Die Säulenhalle hat nicht die Familiarität des Landschaftszimmers oder die Abgeschlossenheit des Esssaals – sie wird bei privaten Feiern und bei öffentlichen Anlässen gleichermaßen einbezogen.
b) Landschaftszimmer
»Die starken, elastischen Tapeten, die von den Mauern durch einen leeren Raum getrennt waren, zeigten umfangreiche Landschaften, zartfarbig wie der dünne Teppich, der den Fußboden bedeckte, Idylle im Geschmack des achtzehnten Jahrhunderts [...] Ein gelblicher Sonnenuntergang herrschte meistens auf diesen Bildern, mit dem der gelbe Überzug der weißlackierten Möbel und die gelbseidenen Gardinen vor den beiden Fenstern übereinstimmten.«
Weiter schildert der Erzähler im Roman die Ausstattung dieses Zimmers mit Möbeln, einem Harmonium und einem Flötenbehälter, steifen Armstühlen und einem Ofen aus blankem Schmiedeeisen. Im Landschaftszimmer wartet die Familie auf das Eintreffen der Gäste, Feste beginnen und enden meist hier. Die Atmosphäre ist weniger offiziell als beim Festhöhepunkt, dem Essen im Speisesaal mit den Götterfiguren, jedoch finden in diesem Raum auch ernste Unterredungen zwischen den Familienmitgliedern statt, die bis zu gefühlsgeladenen Auseinandersetzungen reichen können. Die repräsentative Funktion des Zimmers als Empfangsraum für Gäste tritt immer häufiger in den Hintergrund, und wird mehr und mehr mit wichtigen innerfamiliären Ereignissen und damit mit Intimität und Gefühl verknüpft. Vor allem für Tony stellt es die wichtigste Zuflucht und das Herzstück des Hauses dar. Der Eindruck dieses Raumes ist auch noch vierzig Jahre nach dem Kauf des Hauses beeindruckend, und so will Hermann Hagenström 1872 vor allem auch wegen des Landschaftszimmers das Haus kaufen.

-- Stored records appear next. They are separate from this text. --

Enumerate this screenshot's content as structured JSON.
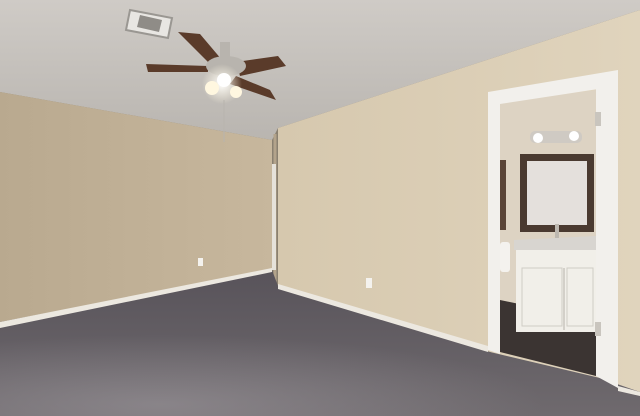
{
  "scene": {
    "description_free": true,
    "colors": {
      "ceiling": "#cfcbc6",
      "ceiling_shadow": "#b9b5b0",
      "left_wall": "#c7b79d",
      "left_wall_shadow": "#b9a98f",
      "back_wall": "#d6c8ae",
      "back_wall_light": "#e0d4bd",
      "baseboard": "#ece8e0",
      "carpet": "#6f6a6e",
      "carpet_dark": "#58535a",
      "carpet_light": "#8a858a",
      "door_frame": "#f2f0ec",
      "bath_wall": "#ddd3c3",
      "bath_floor": "#3b3432",
      "vanity": "#f1efe9",
      "mirror_frame": "#4a3a30",
      "mirror_glass": "#e4e0dc",
      "fan_blade": "#5a3b2a",
      "fan_metal": "#b8b4ae",
      "light_glow": "#fff7e0",
      "vent": "#9a9792",
      "outlet": "#f4f2ee"
    }
  }
}
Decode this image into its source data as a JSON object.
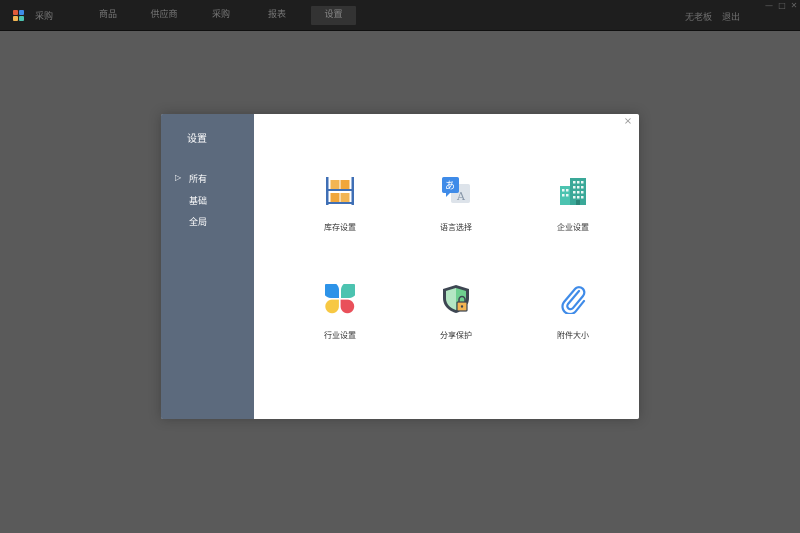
{
  "app": {
    "name": "采购"
  },
  "nav": {
    "tabs": [
      {
        "label": "商品"
      },
      {
        "label": "供应商"
      },
      {
        "label": "采购"
      },
      {
        "label": "报表"
      },
      {
        "label": "设置"
      }
    ],
    "active_tab": "设置"
  },
  "header_right": {
    "user": "无老板",
    "logout": "退出"
  },
  "window_controls": {
    "minimize": "—",
    "maximize": "□",
    "close": "✕"
  },
  "modal": {
    "side_title": "设置",
    "categories": [
      {
        "label": "所有",
        "selected": true
      },
      {
        "label": "基础",
        "selected": false
      },
      {
        "label": "全局",
        "selected": false
      }
    ],
    "selected_marker": "▷",
    "close_glyph": "×",
    "tiles": [
      {
        "label": "库存设置",
        "icon": "warehouse-shelf-icon"
      },
      {
        "label": "语言选择",
        "icon": "translate-icon",
        "icon_text_a": "あ",
        "icon_text_b": "A"
      },
      {
        "label": "企业设置",
        "icon": "office-building-icon"
      },
      {
        "label": "行业设置",
        "icon": "industry-petals-icon"
      },
      {
        "label": "分享保护",
        "icon": "shield-lock-icon"
      },
      {
        "label": "附件大小",
        "icon": "paperclip-icon"
      }
    ]
  },
  "colors": {
    "backdrop": "#5a5a5a",
    "topbar": "#1e1e1e",
    "sidebar": "#5c6a7d",
    "accent_blue": "#3f8be8",
    "accent_orange": "#f3b553",
    "accent_teal": "#4cc3b0"
  }
}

c) Speisesaal mit Götterfiguren
»Aus dem himmelblauen Hintergrund der Tapeten traten zwischen schlanken Säulen weiße Götterbilder fast plastisch hervor. Die schweren roten Fenstervorhänge waren geschlossen, und in jedem Winkel des Zimmers brannten auf einem hohen, vergoldeten Kandelaber acht Kerzen, abgesehen von denen, die in silbernen Armleuchten auf der Tafel standen. Über dem massigen Büffet, dem Landschaftszimmer gegenüber, hing ein umfangreiches Gemälde, ein italienischer Golf, dessen blaudunstiger Ton in dieser Beleuchtung außerordentlich wirksam war. Mächtige steiflehnige Sofas in rotem Damast standen an den Wänden.«
Der Ess- oder Speisesaal ist der literarisch gestaltete Höhepunkt der Belétage: die weihnachtliche Prozession zieht vom Landschaftszimmer durch die Säulenhalle in den Saal. Hier finden die großen Essen und Feiern statt. Doch dieser oft mit dem Himmel gleichgesetzte Raum, in dem die Konsulin Buddenbrook Jerusalems-Abende veranstaltet, ist nicht nur das Paradies auf Erden, sondern auch Ort des Todes. Hier werden die toten Familienmitglieder aufgebahrt. Mit der fortwährend schrumpfenden Tafelrunde ist der Raum auch ein Schauplatz des Untergangs.